Consider yourself lucky if you’re in a job that you love, but be aware that there’s a potential downside – other people might take advantage of your passion for your work.

New research shows that managers often set extra hours without pay, or give out demeaning tasks to employees, to those who are particularly passionate about what they do. In other words, your love for your job could be used against you.

Looking at eight previous studies involving more than 2,400 participants in total, the researchers found something they termed “legitimate exploitation” – the sense that it’s more acceptable to take advantage of people who are really into their work.

“It’s great to love your work,” says one of the researchers, Aaron Kay from Duke University in North Carolina. “But there can be costs when we think of the workplace as somewhere workers get to pursue their passions.”

This legitimate exploitation might involve getting employees to work over weekends or through holidays, for example. It could also mean asking people to do tasks that aren’t really part of their job description.

There was significant variation in the eight previous studies the team of researchers looked at, in terms of the kinds of jobs involved and how the participants were selected. This tendency to take advantage was a common thread through them all, though.

One study found that it was perceived to be more acceptable to exploit artists who were passionate about their work than those that weren’t – even down to cleaning the office bathroom. Another revealed that exploitation is more acceptable to people in jobs associated with a passionate connection, like an artist or a social worker.

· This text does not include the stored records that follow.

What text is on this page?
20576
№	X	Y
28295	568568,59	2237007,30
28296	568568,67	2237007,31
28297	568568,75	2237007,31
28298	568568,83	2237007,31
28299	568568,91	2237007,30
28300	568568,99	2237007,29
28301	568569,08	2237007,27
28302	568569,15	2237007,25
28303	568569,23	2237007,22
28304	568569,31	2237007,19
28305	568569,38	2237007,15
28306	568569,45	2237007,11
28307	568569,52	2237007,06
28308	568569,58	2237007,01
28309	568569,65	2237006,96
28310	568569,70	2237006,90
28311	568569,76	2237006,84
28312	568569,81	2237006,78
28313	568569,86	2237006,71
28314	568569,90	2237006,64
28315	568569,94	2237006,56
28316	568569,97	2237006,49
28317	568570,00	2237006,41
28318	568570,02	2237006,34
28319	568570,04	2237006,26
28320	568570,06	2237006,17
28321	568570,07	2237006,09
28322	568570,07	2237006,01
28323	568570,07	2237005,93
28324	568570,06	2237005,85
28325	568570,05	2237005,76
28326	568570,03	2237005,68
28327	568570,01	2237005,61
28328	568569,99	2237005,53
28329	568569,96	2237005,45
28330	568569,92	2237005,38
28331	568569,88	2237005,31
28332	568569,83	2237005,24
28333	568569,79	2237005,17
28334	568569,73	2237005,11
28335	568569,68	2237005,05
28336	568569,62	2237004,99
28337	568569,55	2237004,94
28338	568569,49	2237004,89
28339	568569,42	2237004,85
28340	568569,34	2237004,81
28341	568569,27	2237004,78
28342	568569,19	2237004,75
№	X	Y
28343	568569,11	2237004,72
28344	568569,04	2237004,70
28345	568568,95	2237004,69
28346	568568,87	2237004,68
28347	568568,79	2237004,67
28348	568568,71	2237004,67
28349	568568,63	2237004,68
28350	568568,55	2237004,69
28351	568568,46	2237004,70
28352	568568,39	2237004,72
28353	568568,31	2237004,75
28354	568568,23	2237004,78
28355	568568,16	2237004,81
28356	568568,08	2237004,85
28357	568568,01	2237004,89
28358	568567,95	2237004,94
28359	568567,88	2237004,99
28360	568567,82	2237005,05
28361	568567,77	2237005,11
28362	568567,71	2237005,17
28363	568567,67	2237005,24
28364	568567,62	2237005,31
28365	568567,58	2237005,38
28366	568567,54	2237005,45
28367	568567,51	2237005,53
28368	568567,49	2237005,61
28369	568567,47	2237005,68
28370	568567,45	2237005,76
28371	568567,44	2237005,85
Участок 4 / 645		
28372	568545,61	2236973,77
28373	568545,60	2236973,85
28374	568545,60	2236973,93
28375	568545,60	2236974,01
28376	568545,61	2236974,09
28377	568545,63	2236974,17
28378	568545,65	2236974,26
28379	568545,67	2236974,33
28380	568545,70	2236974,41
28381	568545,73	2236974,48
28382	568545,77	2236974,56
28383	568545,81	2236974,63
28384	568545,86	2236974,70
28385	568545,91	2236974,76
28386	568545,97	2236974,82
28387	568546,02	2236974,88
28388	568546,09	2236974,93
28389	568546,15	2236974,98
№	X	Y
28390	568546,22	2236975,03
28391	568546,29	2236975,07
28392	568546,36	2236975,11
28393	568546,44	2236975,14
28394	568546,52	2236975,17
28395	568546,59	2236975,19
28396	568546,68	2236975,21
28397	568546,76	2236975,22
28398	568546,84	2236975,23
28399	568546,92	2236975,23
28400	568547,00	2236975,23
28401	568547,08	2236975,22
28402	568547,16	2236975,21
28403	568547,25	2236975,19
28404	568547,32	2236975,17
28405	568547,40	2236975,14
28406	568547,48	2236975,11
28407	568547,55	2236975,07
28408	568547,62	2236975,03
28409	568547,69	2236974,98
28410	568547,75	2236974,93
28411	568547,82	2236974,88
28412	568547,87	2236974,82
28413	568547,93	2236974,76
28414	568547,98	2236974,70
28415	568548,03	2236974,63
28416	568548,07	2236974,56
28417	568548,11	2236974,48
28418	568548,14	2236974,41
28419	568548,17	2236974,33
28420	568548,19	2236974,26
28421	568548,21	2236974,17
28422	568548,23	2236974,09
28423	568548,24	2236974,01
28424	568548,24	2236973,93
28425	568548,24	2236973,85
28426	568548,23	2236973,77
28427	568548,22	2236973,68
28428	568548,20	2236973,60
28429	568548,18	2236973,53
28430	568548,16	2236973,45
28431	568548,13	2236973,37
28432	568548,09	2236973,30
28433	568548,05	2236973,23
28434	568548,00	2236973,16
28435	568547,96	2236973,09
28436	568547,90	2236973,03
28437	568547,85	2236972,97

The research found a reverse effect too: that staff who were exploited in their job were then seen as being more passionate about it. This could “legitimise instances of mistreatment” according to one of the team, Troy Campbell from the University of Oregon.

A couple of psychological factors were uncovered to explain the analysis: one, that people see work as bringing its own reward for people who are passionate about it, and two, that the employees in question would have volunteered anyway.

The researchers describe that as “compensatory justification”, something we do when trying to explain away injustice. Another example would be rationalising wealth inequality by arguing that riches bring their own problems, and make life less straightforward.

The team behind the new study admits that trying to guard against this legitimate exploitation problem is tricky – but the researchers do also say that we can start by checking our own behaviours towards colleagues and friends.

And if you do love your job – that’s something to be cherished rather than anything to get worried about. Most of us spend a lot of time at work, and spending those hours in an engaged and positive mood is always going to be beneficial.

“Our research is not anti-passion,” says one of the researchers, Jay Kim from Duke University. “There is excellent evidence that passionate workers benefit in many ways.”

“It’s simply a warning that we should not let the current cultural emphasis on finding passion in our work be co-opted by the human tendency to legitimise or ignore exploitation.”

The research has been published in the Journal of Personality and Social Psychology.